2.De verdere beoordeling van het geschil in hoger beroep

2.1
Het hof blijft bij het tussenarrest van 16 juli 2019. In dat tussenarrest heeft het hof:
- Geoordeeld dat [appellant] in het licht van de gemotiveerde betwisting door Credivance onvoldoende gemotiveerd heeft onderbouwd dat er sprake is van de door hem gestelde koppelverkoop (waarmee de grieven 1 tot en met 3 geen doel troffen);
- Geoordeeld dat [appellant] niet-ontvankelijk is in zijn vordering tot ontbinding van de kredietovereenkomst;
- Credivance in de gelegenheid gesteld om bij akte nader toe te lichten en met stukken te onderbouwen dat zij (althans haar rechtsvoorgangster) heeft voldaan aan de verplichtingen, vermeld in artikel 28 lid 1 en 2 Wck;
- Partijen in de gelegenheid gesteld om zich bij akte uit te laten over het voorshands gegeven oordeel van het hof dat het eenzijdig wijzigingsbeding een oneerlijk karakter draagt en op grond van artikel 6:233, onder a, BW voor vernietiging in aanmerking komt;
- Credivance in de gelegenheid gesteld om de in 2003 geldende voorwaarden over te leggen en daarbij aan te geven of de inhoud van deze voorwaarden aanleiding geeft anders te oordelen over het onredelijk bezwarend karakter van het eenzijdig wijzigingsbeding;
- Credivance in de gelegenheid gesteld om bij akte haar vordering opnieuw te berekenen en toe te lichten, uitgaande van een kredietvergoeding over de geleende som van een (vast) percentage van 9,5%;
- [appellant] in de gelegenheid gesteld om bij antwoordakte te reageren op de akte van Credivance.

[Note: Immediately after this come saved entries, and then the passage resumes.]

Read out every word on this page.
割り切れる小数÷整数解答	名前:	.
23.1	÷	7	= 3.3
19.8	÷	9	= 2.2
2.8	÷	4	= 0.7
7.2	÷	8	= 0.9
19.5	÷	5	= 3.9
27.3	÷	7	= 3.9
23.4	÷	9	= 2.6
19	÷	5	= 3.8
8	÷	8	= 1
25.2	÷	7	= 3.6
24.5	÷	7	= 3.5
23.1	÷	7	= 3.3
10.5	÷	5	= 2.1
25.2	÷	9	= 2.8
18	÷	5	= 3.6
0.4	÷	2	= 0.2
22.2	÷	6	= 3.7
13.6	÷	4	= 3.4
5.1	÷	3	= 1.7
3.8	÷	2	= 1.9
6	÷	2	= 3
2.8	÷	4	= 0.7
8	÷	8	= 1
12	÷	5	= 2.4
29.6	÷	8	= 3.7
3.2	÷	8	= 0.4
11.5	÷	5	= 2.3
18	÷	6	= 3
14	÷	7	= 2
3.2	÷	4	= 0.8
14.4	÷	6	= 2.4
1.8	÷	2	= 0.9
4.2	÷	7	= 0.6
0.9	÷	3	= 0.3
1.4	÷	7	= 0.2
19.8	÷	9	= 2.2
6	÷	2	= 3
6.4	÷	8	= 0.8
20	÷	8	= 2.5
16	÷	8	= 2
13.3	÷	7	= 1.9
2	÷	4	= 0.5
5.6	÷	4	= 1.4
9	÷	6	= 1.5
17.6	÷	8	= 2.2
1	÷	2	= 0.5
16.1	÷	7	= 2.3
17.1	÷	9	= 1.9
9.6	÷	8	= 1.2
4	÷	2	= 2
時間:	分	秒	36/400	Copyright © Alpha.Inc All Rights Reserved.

De verplichtingen van artikel 28 lid 1 en 2 Wck
2.2
Het hof heeft Credivance, zoals al vermeld, in het tussenarrest in de gelegenheid gesteld om bij akte nader toe te lichten en met stukken te onderbouwen dat zij (althans haar rechtsvoorgangster) heeft voldaan aan de verplichtingen, vermeld in artikel 28 lid 1 en 2 Wck.
2.3
Credivance heeft zich in haar akte in de eerste plaats op het standpunt gesteld dat, gelet op artikel 6:89 Burgerlijk Wetboek (BW), [appellant] zich niet meer kan beroepen op een schending in de zorgplicht in de vorm van overkreditering. Als er inderdaad sprake was van overkreditering had [appellant] immers vrij snel na de verstrekking van het krediet in 2003 de lasten van het krediet niet meer hebben kunnen dragen of zou hij anderszins in de financiële problemen zijn gekomen. De eerste betaalachterstand ontstond echter pas in 2013. De aanleiding daarvan was volgens [appellant] een conflict met zijn werkgever en, in verband daarmee, het uitblijven van salarisbetalingen en advocaatkosten.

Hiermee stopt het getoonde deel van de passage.